Overslaan en naar de inhoud gaan

RBNNE 130722 Affectieschade; Hardheidsclausule art. 6.108 lid 4 sub G; Geen uitzonderlijke nauwe persoonlijke relatie met broer en zus

RBNNE 130722 Affectieschade; Hardheidsclausule art. 6.108 lid 4 sub G; Geen uitzonderlijke nauwe persoonlijke relatie met broer en zus
4
De beoordeling

4.1.
Tussen partijen is in geschil of [A] en [B] als broer en zus van hun overleden zus [C] recht hebben op affectieschade.

4.2.
Sinds 1 januari 2019 biedt artikel 6:108 lid 3 BW een wettelijke grondslag voor vergoeding van affectieschade voor naasten van een overleden slachtoffer. Volgens dit artikel is degene die aansprakelijk is voor het overlijden van een persoon, niet alleen verplicht tot vergoeding van de materiële schade van de nabestaanden, maar ook van affectieschade van nabestaanden met wie de overledene in een zeer nauwe affectieve relatie stond. Noodzakelijk is dus dat jegens de overledene aansprakelijkheid zou hebben bestaan.
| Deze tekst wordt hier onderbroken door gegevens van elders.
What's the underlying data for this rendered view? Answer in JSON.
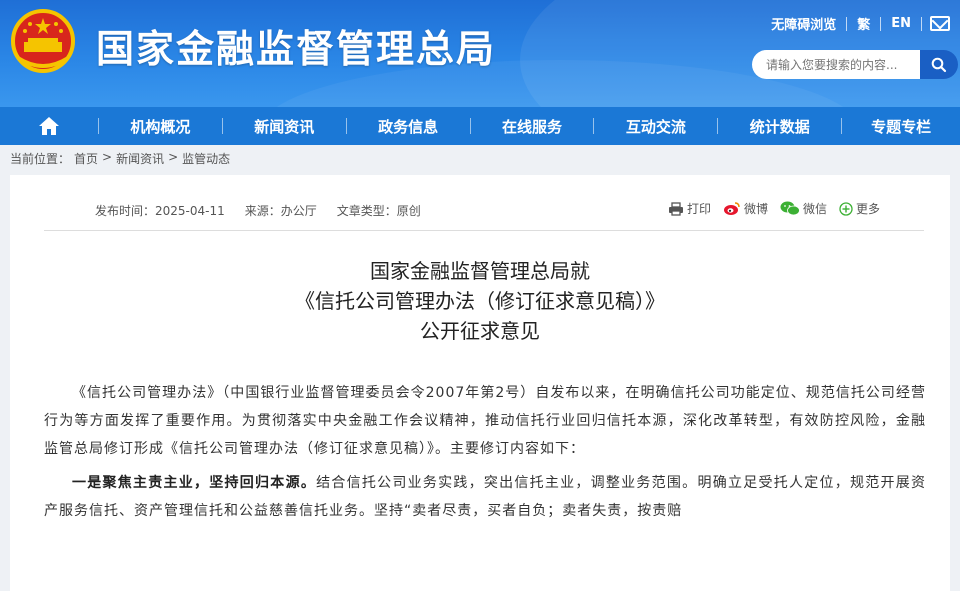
{
  "header": {
    "site_title": "国家金融监督管理总局",
    "links": [
      "无障碍浏览",
      "繁",
      "EN"
    ],
    "search_placeholder": "请输入您要搜索的内容..."
  },
  "nav": {
    "items": [
      "机构概况",
      "新闻资讯",
      "政务信息",
      "在线服务",
      "互动交流",
      "统计数据",
      "专题专栏"
    ]
  },
  "breadcrumb": {
    "prefix": "当前位置：",
    "crumbs": [
      "首页",
      "新闻资讯",
      "监管动态"
    ],
    "sep": ">"
  },
  "article": {
    "meta": {
      "date": "发布时间：2025-04-11",
      "source": "来源：办公厅",
      "type": "文章类型：原创"
    },
    "share": {
      "print": "打印",
      "weibo": "微博",
      "wechat": "微信",
      "more": "更多"
    },
    "title_lines": [
      "国家金融监督管理总局就",
      "《信托公司管理办法（修订征求意见稿）》",
      "公开征求意见"
    ],
    "para1": "《信托公司管理办法》（中国银行业监督管理委员会令2007年第2号）自发布以来，在明确信托公司功能定位、规范信托公司经营行为等方面发挥了重要作用。为贯彻落实中央金融工作会议精神，推动信托行业回归信托本源，深化改革转型，有效防控风险，金融监管总局修订形成《信托公司管理办法（修订征求意见稿）》。主要修订内容如下：",
    "para2_bold": "一是聚焦主责主业，坚持回归本源。",
    "para2": "结合信托公司业务实践，突出信托主业，调整业务范围。明确立足受托人定位，规范开展资产服务信托、资产管理信托和公益慈善信托业务。坚持“卖者尽责，买者自负；卖者失责，按责赔"
  },
  "colors": {
    "header_blue": "#2a86e6",
    "nav_blue": "#1b78d6"
  }
}
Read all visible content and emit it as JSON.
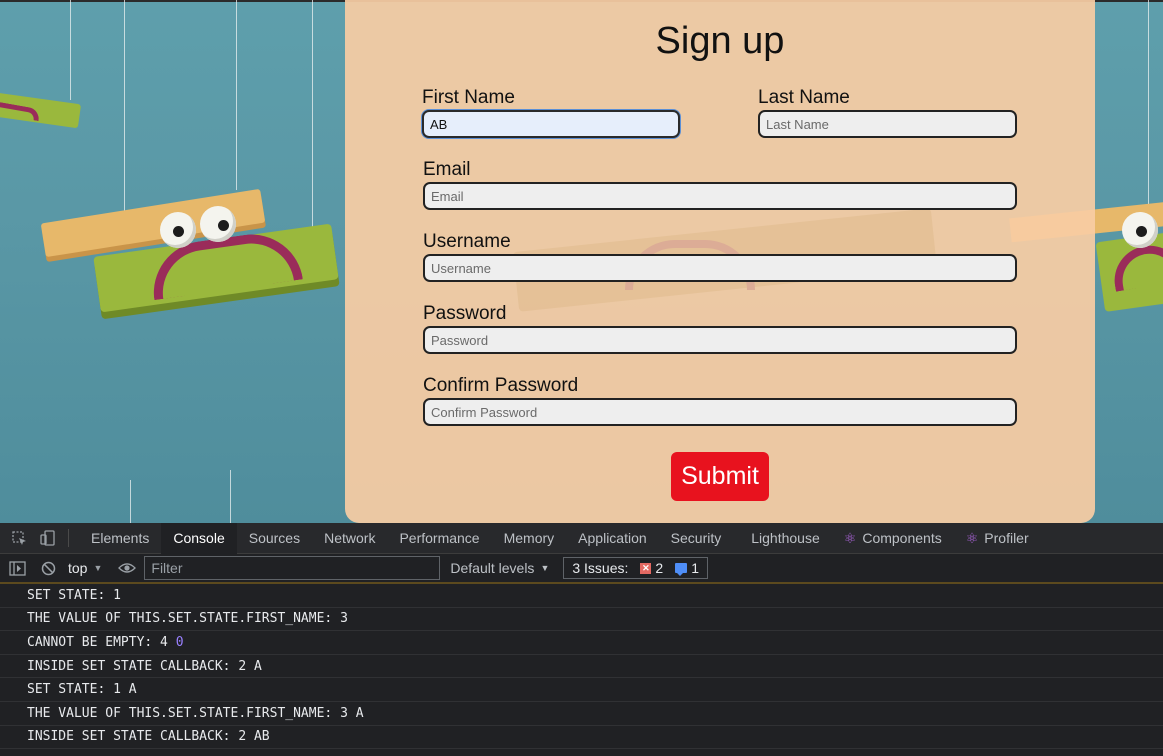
{
  "form": {
    "title": "Sign up",
    "first_name": {
      "label": "First Name",
      "value": "AB",
      "placeholder": "First Name"
    },
    "last_name": {
      "label": "Last Name",
      "value": "",
      "placeholder": "Last Name"
    },
    "email": {
      "label": "Email",
      "value": "",
      "placeholder": "Email"
    },
    "username": {
      "label": "Username",
      "value": "",
      "placeholder": "Username"
    },
    "password": {
      "label": "Password",
      "value": "",
      "placeholder": "Password"
    },
    "confirm_password": {
      "label": "Confirm Password",
      "value": "",
      "placeholder": "Confirm Password"
    },
    "submit_label": "Submit",
    "submit_color": "#e8121e"
  },
  "devtools": {
    "tabs": [
      {
        "label": "Elements"
      },
      {
        "label": "Console",
        "active": true
      },
      {
        "label": "Sources"
      },
      {
        "label": "Network"
      },
      {
        "label": "Performance"
      },
      {
        "label": "Memory"
      },
      {
        "label": "Application"
      },
      {
        "label": "Security"
      },
      {
        "label": "Lighthouse"
      },
      {
        "label": "Components",
        "icon": "react-icon"
      },
      {
        "label": "Profiler",
        "icon": "react-icon"
      }
    ],
    "toolbar": {
      "context": "top",
      "filter_placeholder": "Filter",
      "levels": "Default levels",
      "issues_label": "3 Issues:",
      "error_count": "2",
      "info_count": "1"
    },
    "console_lines": [
      {
        "text": "SET STATE: 1",
        "extra": ""
      },
      {
        "text": "THE VALUE OF THIS.SET.STATE.FIRST_NAME: 3",
        "extra": ""
      },
      {
        "text": "CANNOT BE EMPTY: 4",
        "extra": "0"
      },
      {
        "text": "INSIDE SET STATE CALLBACK: 2 A",
        "extra": ""
      },
      {
        "text": "SET STATE: 1 A",
        "extra": ""
      },
      {
        "text": "THE VALUE OF THIS.SET.STATE.FIRST_NAME: 3 A",
        "extra": ""
      },
      {
        "text": "INSIDE SET STATE CALLBACK: 2 AB",
        "extra": ""
      }
    ]
  }
}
Het recht op vergoeding van affectieschade is enerzijds bedoeld om erkenning te bieden voor het ondergane leed, en anderzijds om genoegdoening te bieden, in die zin dat het geschokte rechtsgevoel van de nabestaanden wordt verzacht doordat van de aansprakelijke een opoffering wordt verlangd.

4.3.
[eisers] c.s. heeft zich niet uitgelaten over de vraag op grond waarvan er sprake is van aansprakelijkheid jegens de overledene, als hiervoor bedoeld. Achmea heeft hier evenmin iets over opgemerkt, behalve dat er sprake is van een op naam van de echtgenoot van de overledene afgesloten verzekering. Nu de aansprakelijkheid niet betwist wordt zal de rechtbank beoordelen of [eisers] c.s. behoort tot de categorie van personen die aanspraak kunnen maken op vergoeding van affectieschade.

4.4.
In lid 4 van artikel 6:108 BW wordt een beperkte (limitatief opgesomde) kring van personen genoemd die voor vergoeding van affectieschade in aanmerking kunnen komen. Broers en zussen maken geen deel uit van deze limitatieve opsomming. In lid 4 onder g is een hardheidsclausule opgenomen die onder uitzonderlijke omstandigheden een recht op vergoeding van affectieschade toekent aan een persoon die niet tot de 'vaste kring' van gerechtigden behoort. Het moet dan gaan om een (andere) persoon die ten tijde van de gebeurtenis in een zodanige nauwe persoonlijke relatie tot de overledene stond, dat uit de eisen van redelijkheid en billijkheid voortvloeit dat hij voor de toepassing van lid 3 als naaste wordt aangemerkt. Daarbij is niet de formele maar de feitelijke relatie beslissend. Alle omstandigheden van het geval zijn van belang, waaronder de intensiteit, de aard en de duur van de relatie.

4.5.
[eisers] c.s. heeft gesteld dat er sprake is van een zwaarwegende familierechtelijke betrekking. [A] en [B] zijn in gezinsverband opgegroeid met hun zus, waren niet gebrouilleerd met haar maar hadden juist een jarenlange en intensieve relatie met haar, waarbij de gehele familie elkaar emotioneel steunde en veel dagelijkse dingen met elkaar deelde.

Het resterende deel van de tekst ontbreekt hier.